Personal information
- Full name: Ignacio Martínez Valdivia
- Date of birth: 3 December 1939 (age 85)
- Place of birth: La Piedad, Michoacán, Mexico
- Height: 1.81 m (5 ft 11 in)
- Position(s): Goalkeeper

Senior career*
- Years: Team / Apps / (Gls)
- ?–1961: La Piedad /  / (0)
- 1961–1962: Ciudad Madero /  / (0)
- 1962–1964: UNAM /  / (0)
- 1964–?: Celaya /  / (0)
- ?: Atlético Morelia /  / (0)

Managerial career
- 1974–?: La Piedad

= Ignacio Martínez (footballer) =

Mexican footballer and manager (born 1939)

Ignacio Martínez (born 3 December 1939) is a Mexican former footballer and manager. Martínez played as goalkeeper for La Piedad, Ciudad Madero, Club Universidad Nacional, Celaya and Atlético Morelia. As manager, Martínez spent most of his career at La Piedad. The last team he managed was Jaral del Progreso from the Tercera División in 2017.

==Career==
Born in La Piedad, Michoacán, Martínez worked as a car mechanic before starting a career as a footballer. Originally, during his youth career with local teams from La Piedad, Martínez played as a forward, but due to his height, 1.81 meters, he switched to goalkeeper.

He was invited to join to La Piedad and made his professional debut as a replacement for the legendary goalkeeper Enrique "Tarzán" Aguilar. He later played one season (1961–62) for Ciudad Madero, where the team won the Segunda División Cup. He played with UNAM until 1964.

Martínez was part of the UNAM squad that debuted in Primera División in the 1962–63 season.

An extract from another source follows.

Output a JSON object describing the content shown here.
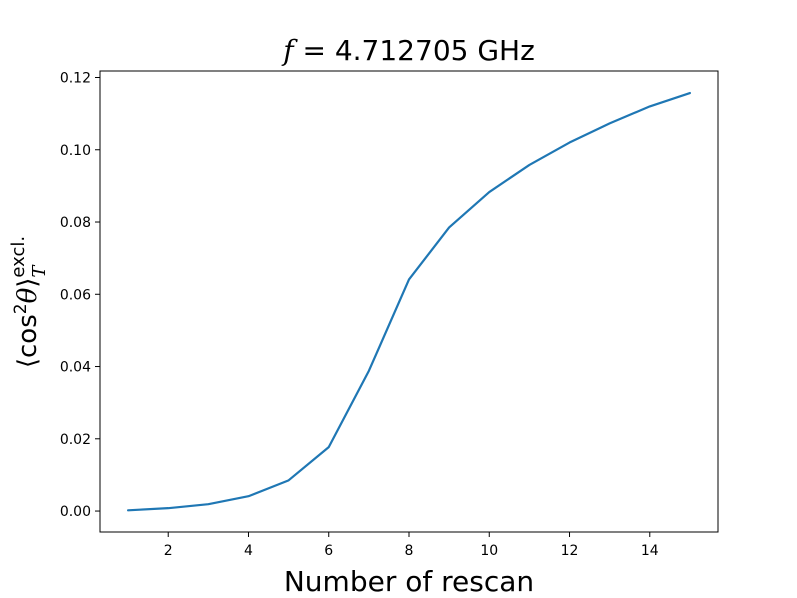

Martínez later played for Celaya and Atlético Morelia.

==Managerial career==
In 1974, Martínez was invited by La Piedad president Francisco Mares Rodríguez to work as head coach for the team. In 1985, Martínez led La Piedad to won a Segunda División B, then the third level of Mexican professional football.

Martínez's last team as manager was Jaral del Progreso from Mexican Tercera División in 2017.